[Date Prev][Date Next][Thread Prev][Thread Next][Date Index][Thread Index]
Re: Nynorsk dictionary severely incomplete
From: |
Morten Bo Johansen |
Subject: |
Re: Nynorsk dictionary severely incomplete |
Date: |
Fri, 23 Aug 2024 16:01:07 +0200 |
User-agent: |
slrn/1.0.3 (Linux) |
On 2024-08-22 Laura Orvokki Kursula wrote:
> Hi all,
>
> I wish to use aspell with the Nynorsk (nn) dictionary, but it is proving
> difficult owing to the extreme number of false positives it emits. The
> dictionary seemingly does not recognize, for instance, a-infinitives, or a
> variety of alternative noun declensions.
>
> A comprehensive list of Nynorsk words with all recognized declined forms may
> easily be downloaded from the website of the National Library of Norway[1]. I
> would convert this into an aspell dictionary file myself if I only could
> figure
> out how to, but the documentation[2] instructs me to download something via
> FTP
> or CVS, or to post to a mailing list, aspell-dict, which, according to
> Savannah's index of lists[3], does not exist.
>
> I am happy to help with this, and appreciate any advice on how to proceed.
Hi Laura
Take a look at https://github.com/mortenivar/aspell-da
It is a ready-made archive for creating a Danish aspell
dictionary.
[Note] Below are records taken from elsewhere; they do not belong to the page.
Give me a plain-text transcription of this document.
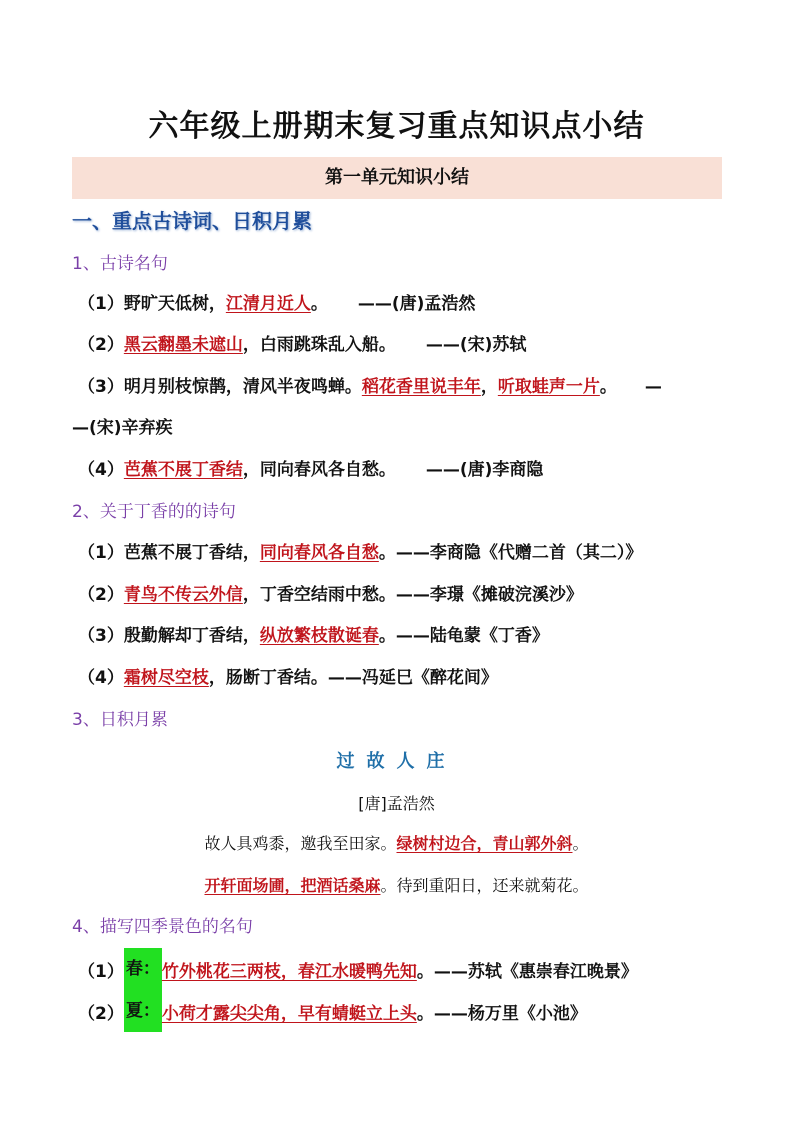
六年级上册期末复习重点知识点小结
第一单元知识小结
一、重点古诗词、日积月累
1、古诗名句
（1）野旷天低树，江清月近人。 ——(唐)孟浩然
（2）黑云翻墨未遮山，白雨跳珠乱入船。 ——(宋)苏轼
（3）明月别枝惊鹊，清风半夜鸣蝉。稻花香里说丰年，听取蛙声一片。 —
—(宋)辛弃疾
（4）芭蕉不展丁香结，同向春风各自愁。 ——(唐)李商隐
2、关于丁香的的诗句
（1）芭蕉不展丁香结，同向春风各自愁。——李商隐《代赠二首（其二）》
（2）青鸟不传云外信，丁香空结雨中愁。——李璟《摊破浣溪沙》
（3）殷勤解却丁香结，纵放繁枝散诞春。——陆龟蒙《丁香》
（4）霜树尽空枝，肠断丁香结。——冯延巳《醉花间》
3、日积月累
过故人庄
[唐]孟浩然
故人具鸡黍，邀我至田家。绿树村边合，青山郭外斜。
开轩面场圃，把酒话桑麻。待到重阳日，还来就菊花。
4、描写四季景色的名句
（1） 春： 竹外桃花三两枝，春江水暖鸭先知。——苏轼《惠崇春江晚景》
（2） 夏： 小荷才露尖尖角，早有蜻蜓立上头。——杨万里《小池》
All you need to do is clone the archive
git clone https://github.com/mortenivar/aspell-da
- then rename the aspell-da directory to aspell-nn
- cd into that directory and
- Download the fullformer file from sprakbanken and extract the
the words to the file "nn.wl" in the aspell-nn directory.
I did it with this command
cut -d' ' -f3 fullformer_2012.txt | iconv -f iso-8859-1 -t utf8 >nn.wl
the delimiter to cut is the <tab> character-
- change all instances of "da" to "nn" in the files
- info
- Makefile.pre
- da.dat - which must also be renamed to "nn.dat"
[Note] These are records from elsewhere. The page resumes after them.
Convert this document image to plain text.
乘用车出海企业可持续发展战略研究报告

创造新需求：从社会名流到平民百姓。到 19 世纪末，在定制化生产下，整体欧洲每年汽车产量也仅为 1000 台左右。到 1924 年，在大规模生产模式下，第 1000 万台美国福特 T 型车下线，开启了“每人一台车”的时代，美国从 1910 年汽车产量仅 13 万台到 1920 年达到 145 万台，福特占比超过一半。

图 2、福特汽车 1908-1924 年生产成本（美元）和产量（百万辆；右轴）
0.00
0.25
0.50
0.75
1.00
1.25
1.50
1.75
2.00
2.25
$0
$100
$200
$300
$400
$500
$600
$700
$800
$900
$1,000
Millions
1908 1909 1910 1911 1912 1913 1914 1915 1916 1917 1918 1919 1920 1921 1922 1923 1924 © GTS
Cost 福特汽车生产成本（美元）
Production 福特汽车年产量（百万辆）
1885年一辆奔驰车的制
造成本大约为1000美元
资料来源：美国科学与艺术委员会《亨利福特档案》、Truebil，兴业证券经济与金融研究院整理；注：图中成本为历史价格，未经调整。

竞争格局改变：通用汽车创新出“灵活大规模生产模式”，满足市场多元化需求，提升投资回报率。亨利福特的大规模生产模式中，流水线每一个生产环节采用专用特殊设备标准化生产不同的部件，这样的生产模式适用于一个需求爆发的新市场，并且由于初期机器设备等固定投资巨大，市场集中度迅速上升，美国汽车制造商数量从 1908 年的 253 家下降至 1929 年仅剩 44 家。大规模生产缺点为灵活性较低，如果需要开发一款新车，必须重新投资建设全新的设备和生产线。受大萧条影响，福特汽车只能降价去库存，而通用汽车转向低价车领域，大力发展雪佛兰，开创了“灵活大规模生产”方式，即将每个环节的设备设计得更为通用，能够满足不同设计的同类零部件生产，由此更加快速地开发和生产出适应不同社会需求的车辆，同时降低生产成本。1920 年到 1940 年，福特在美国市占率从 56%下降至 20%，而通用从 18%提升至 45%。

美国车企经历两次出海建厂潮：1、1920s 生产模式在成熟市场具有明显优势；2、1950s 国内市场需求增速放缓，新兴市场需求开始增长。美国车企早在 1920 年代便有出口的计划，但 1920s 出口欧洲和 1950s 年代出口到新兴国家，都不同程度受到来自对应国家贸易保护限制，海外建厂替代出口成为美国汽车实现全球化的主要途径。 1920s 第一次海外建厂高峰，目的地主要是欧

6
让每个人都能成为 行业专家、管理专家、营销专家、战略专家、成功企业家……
- da.multi - which must also be renamed to "nn.multi"
- dansk.alias - which must also be renamed to "nynorsk.alias"
The file da_phonet.dat should then be renamed to
"nn_phonet.dat", but this file contains the phonetic rules for
Danish which may not be appropriate for nynorsk. For now it
doesn't matter so much. You may edit that file later, using the
instructions in http://aspell.net/man-html/Phonetic-Code.html.
finally run
./configure
make
make install (as root)
and hopefully you should be good to go. Note that the make
process spews out a lot of warning about entries with e.g. spaces
in them. You may ignore them.
HTH,
Morten